Georgetown University’s Newspaper of Record since 1920

The Hoya

Georgetown University’s Newspaper of Record since 1920

The Hoya

Georgetown University’s Newspaper of Record since 1920

The Hoya

Quartey Focuses on Diversity, Charity

Minnie Quartey (GRD ’06) is a Patrick Healy Fellow and a Resident Advisor in Harbin Hall. She attends classes at Gallaudet University twice a week, learning American Sign Language from hearing-impaired teachers and peers. Two years ago, she founded a charity Girls for Grace in her hometown of Valdosta, Ga., to help prepare under-privileged girls for college. After receiving her master’s degree next year, Minnie plans to return to Georgia to oversee her charity’s growth.

What are you most passionate about on and off campus?

On campus, the first passion would be being an RA. This is my second year as an RA. Being an RA has taught me about leadership, how to deal with people and different situations that are unexpected and how to think on your feet and act quickly, not to be a problem solver but to help [residents] solve the problem.

It’s about making a community on the floor. Also, being an RA allows you to meet a lot of new people, but not in a superficial way, because you really get to know them.

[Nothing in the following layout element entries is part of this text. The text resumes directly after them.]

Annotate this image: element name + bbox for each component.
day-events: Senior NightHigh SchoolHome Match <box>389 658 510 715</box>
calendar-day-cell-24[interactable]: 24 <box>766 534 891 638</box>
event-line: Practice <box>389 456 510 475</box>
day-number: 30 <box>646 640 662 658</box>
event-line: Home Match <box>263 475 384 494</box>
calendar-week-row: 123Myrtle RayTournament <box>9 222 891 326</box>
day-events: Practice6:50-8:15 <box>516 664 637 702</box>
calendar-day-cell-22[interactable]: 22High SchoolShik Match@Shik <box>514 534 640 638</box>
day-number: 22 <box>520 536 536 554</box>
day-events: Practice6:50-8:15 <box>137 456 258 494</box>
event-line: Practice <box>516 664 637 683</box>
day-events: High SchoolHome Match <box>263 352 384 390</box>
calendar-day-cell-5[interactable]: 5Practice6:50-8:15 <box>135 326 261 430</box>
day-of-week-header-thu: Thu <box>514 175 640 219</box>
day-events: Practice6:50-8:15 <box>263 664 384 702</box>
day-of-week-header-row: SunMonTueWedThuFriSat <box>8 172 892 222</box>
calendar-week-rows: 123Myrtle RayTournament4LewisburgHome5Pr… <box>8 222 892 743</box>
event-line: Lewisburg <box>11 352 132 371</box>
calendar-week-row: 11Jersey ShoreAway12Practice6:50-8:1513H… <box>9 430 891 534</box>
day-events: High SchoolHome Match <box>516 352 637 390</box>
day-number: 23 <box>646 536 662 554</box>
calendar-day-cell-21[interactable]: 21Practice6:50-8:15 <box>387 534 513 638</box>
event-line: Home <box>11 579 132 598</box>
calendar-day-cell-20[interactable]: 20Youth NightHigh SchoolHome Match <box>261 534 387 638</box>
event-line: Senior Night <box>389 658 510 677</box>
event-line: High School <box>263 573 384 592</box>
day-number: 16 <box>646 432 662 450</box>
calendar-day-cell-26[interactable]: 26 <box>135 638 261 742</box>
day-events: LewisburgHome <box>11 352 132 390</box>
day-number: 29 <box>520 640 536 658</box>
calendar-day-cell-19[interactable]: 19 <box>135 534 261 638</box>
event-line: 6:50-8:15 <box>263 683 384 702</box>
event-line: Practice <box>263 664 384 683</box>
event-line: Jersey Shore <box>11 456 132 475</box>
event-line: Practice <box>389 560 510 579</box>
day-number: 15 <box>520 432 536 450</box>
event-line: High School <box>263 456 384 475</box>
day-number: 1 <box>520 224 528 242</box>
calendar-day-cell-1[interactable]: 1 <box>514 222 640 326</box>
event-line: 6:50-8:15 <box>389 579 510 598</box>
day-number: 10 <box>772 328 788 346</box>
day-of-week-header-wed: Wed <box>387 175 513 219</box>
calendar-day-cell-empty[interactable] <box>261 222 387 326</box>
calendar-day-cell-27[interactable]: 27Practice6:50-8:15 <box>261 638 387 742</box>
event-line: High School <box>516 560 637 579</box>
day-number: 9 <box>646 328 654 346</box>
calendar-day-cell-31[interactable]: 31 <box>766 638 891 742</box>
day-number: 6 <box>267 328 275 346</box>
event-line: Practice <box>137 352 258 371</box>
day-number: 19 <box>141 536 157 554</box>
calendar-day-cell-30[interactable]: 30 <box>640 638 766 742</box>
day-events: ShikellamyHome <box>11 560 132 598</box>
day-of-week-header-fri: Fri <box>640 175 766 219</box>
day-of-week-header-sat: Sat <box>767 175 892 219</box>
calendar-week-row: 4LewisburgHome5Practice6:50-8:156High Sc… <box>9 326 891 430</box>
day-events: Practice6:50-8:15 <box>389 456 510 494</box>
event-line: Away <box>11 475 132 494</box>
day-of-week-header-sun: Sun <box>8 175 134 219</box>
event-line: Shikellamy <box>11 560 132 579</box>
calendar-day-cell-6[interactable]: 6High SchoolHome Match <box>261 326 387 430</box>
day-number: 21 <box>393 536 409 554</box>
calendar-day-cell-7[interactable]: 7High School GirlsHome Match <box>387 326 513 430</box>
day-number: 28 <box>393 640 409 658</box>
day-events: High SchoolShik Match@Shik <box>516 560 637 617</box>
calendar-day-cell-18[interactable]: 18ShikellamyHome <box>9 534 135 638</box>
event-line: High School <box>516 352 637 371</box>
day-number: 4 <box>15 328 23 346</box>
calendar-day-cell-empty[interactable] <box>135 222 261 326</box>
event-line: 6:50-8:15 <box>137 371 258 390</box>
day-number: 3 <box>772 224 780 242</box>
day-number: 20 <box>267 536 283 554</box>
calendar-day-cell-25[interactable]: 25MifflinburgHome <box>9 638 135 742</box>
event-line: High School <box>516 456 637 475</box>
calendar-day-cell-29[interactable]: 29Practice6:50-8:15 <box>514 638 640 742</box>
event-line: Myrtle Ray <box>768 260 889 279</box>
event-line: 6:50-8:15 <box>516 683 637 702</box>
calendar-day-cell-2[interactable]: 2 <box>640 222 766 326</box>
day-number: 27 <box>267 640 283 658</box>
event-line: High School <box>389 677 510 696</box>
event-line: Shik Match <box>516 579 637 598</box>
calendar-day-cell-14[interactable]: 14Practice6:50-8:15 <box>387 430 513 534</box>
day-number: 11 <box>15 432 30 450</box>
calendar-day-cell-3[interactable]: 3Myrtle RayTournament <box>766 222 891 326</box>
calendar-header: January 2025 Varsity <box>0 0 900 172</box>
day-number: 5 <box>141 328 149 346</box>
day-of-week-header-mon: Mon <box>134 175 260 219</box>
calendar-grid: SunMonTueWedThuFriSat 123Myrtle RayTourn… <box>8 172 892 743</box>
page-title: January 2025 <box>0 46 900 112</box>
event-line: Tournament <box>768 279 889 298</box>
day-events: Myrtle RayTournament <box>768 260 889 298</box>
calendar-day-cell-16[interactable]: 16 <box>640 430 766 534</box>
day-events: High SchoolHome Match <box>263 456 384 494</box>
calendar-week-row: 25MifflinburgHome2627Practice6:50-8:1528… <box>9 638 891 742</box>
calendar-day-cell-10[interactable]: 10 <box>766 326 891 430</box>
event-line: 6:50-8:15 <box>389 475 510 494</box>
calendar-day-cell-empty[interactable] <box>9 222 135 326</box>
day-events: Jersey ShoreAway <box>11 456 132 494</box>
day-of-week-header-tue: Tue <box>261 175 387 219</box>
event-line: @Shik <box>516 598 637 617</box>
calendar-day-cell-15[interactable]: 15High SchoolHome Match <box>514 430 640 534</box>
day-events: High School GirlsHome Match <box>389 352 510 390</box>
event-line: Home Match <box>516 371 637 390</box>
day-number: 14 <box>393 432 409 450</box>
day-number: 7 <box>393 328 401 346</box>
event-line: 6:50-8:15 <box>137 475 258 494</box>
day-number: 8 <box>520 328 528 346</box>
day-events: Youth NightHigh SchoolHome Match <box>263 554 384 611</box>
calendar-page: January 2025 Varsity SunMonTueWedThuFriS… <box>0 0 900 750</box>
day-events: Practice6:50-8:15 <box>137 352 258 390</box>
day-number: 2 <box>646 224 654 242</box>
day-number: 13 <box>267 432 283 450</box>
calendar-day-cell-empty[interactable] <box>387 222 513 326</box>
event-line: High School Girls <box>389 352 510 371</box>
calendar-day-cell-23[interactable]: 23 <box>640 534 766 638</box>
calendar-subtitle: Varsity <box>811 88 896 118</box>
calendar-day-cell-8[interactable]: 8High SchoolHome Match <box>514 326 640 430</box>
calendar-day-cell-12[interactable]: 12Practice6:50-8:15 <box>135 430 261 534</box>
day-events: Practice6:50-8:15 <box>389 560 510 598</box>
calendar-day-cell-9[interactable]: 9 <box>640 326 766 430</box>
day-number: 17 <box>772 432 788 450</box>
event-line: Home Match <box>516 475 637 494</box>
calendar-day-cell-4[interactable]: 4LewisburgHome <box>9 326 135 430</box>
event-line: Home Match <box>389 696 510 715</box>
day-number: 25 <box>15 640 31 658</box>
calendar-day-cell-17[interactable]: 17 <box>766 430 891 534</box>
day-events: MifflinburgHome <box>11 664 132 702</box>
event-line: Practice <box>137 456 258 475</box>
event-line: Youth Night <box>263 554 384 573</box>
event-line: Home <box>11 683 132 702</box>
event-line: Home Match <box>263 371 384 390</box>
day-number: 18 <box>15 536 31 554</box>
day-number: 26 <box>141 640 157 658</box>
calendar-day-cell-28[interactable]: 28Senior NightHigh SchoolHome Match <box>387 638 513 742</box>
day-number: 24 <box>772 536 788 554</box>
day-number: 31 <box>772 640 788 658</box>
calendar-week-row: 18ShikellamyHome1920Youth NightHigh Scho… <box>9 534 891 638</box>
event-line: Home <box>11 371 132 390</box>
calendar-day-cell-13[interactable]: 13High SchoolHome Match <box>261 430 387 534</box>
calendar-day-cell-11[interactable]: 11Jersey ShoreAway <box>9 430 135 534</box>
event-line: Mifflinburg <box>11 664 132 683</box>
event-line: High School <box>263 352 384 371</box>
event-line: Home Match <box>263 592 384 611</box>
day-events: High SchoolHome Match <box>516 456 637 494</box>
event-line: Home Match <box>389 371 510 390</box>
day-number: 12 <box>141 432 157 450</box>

The other passion is [the] Patrick Healy Fellows. It’s a CMEA [Center for Minority Educational Affairs] program for minority students who are really outstanding in their communities.

There are four or five components of the program, we do community service . one of the biggest things that’s helped me is the mentorship. We network with most of our alumni, who are really successful people in law fields, the nonprofit sector, pretty much any field you need to go into, and they match you with a mentor.

Off campus, I’ve started a nonprofit organization called Girls for Grace, and over the next two years I’m working on getting it incorporated in Valdosta, Ga. Right now it’s very small . we serve about 20 girls, and we’re hoping to grow to 50 to 100 girls in the next two or three years. It’s a mentoring program to give them direction about college and life skills . [the girls] start at age 12 and usually end at 17, when we help them get into college.

What does Black History Month mean for you?

It’s not a time to celebrate black culture, but more of a time to bring in the world community into the rich history of African Americans . for me Black History Month is not just a month, it’s exposure for other people to the history. It’s also a chance for me to learn about my own history, my own culture, my own past.

What’s important to remember is we can’t isolate it from February 1 to February 28 and learn about all the wonderful black people in the world, but we also need to learn about the issues that surround [African-Americans] and it needs to be an ongoing process.

I think February is a time to expose those issues to people who are interested because it’s Black History Month, but we need to continue with the spirit throughout the year and help those who have lost their way, and get them back on track. Black History onth is the gate to all that.

What is one aspect you particularly like about Georgetown, and what is one thing you would change about the school?

Spiritual diversity is very promoted and very evident, but other types of diversity sometimes get lost in the shuffle. For me that’s a problem because it almost limits people. By that I mean, if I don’t fit the Jane Joe Hoya I have to work even harder to excel in the classroom or to meet or exceed expectations, and that’s almost unexpected of me, and I feel like I’m looked down upon because of that. That’s the one thing I want . to see that it’s not all about being Jane and Joe Hoya but about being yourself, and that we celebrate all types of diversity and not just spiritual diversity.

What I do love about Georgetown is that it opens a lot of doors, you have the experience you wouldn’t have at other schools . one, the location, and two, because people here really take their Georgetown experience into their own hands and make it their own. People take time to make the experience their own, whatever that may mean, maybe getting an internship or working with inner school children who can’t read at grade level, or maybe that means being the professor who challenges students to go beyond their comfort zone, or being the administrator who reaches out to the students they see having a hard time, to me that’s what encompasses the Georgetown experience.

I give you $20 for the day. Where would you go, and what would you do?

I would pack a picnic, I’d go down to East Potomac park, and there’s a statue there called The Awakening, over by the Jefferson and FDR memorials. The actual place I’m talking about is called Haines Point . there’s this statue of a man coming out of the ground, his face is filled with determination and so much liveliness and intensity . the statue’s about revitalization of the Potomac river, and he’s coming out of the ground to say “I’m back, I’m here.”

I think I would spend the day there and take friends along. We just would have a good time. For me it’s just a place of serenity and also just a place of encouragement. If I only had $20 I would spend it on lunch and a cab ride over and just spend the day there.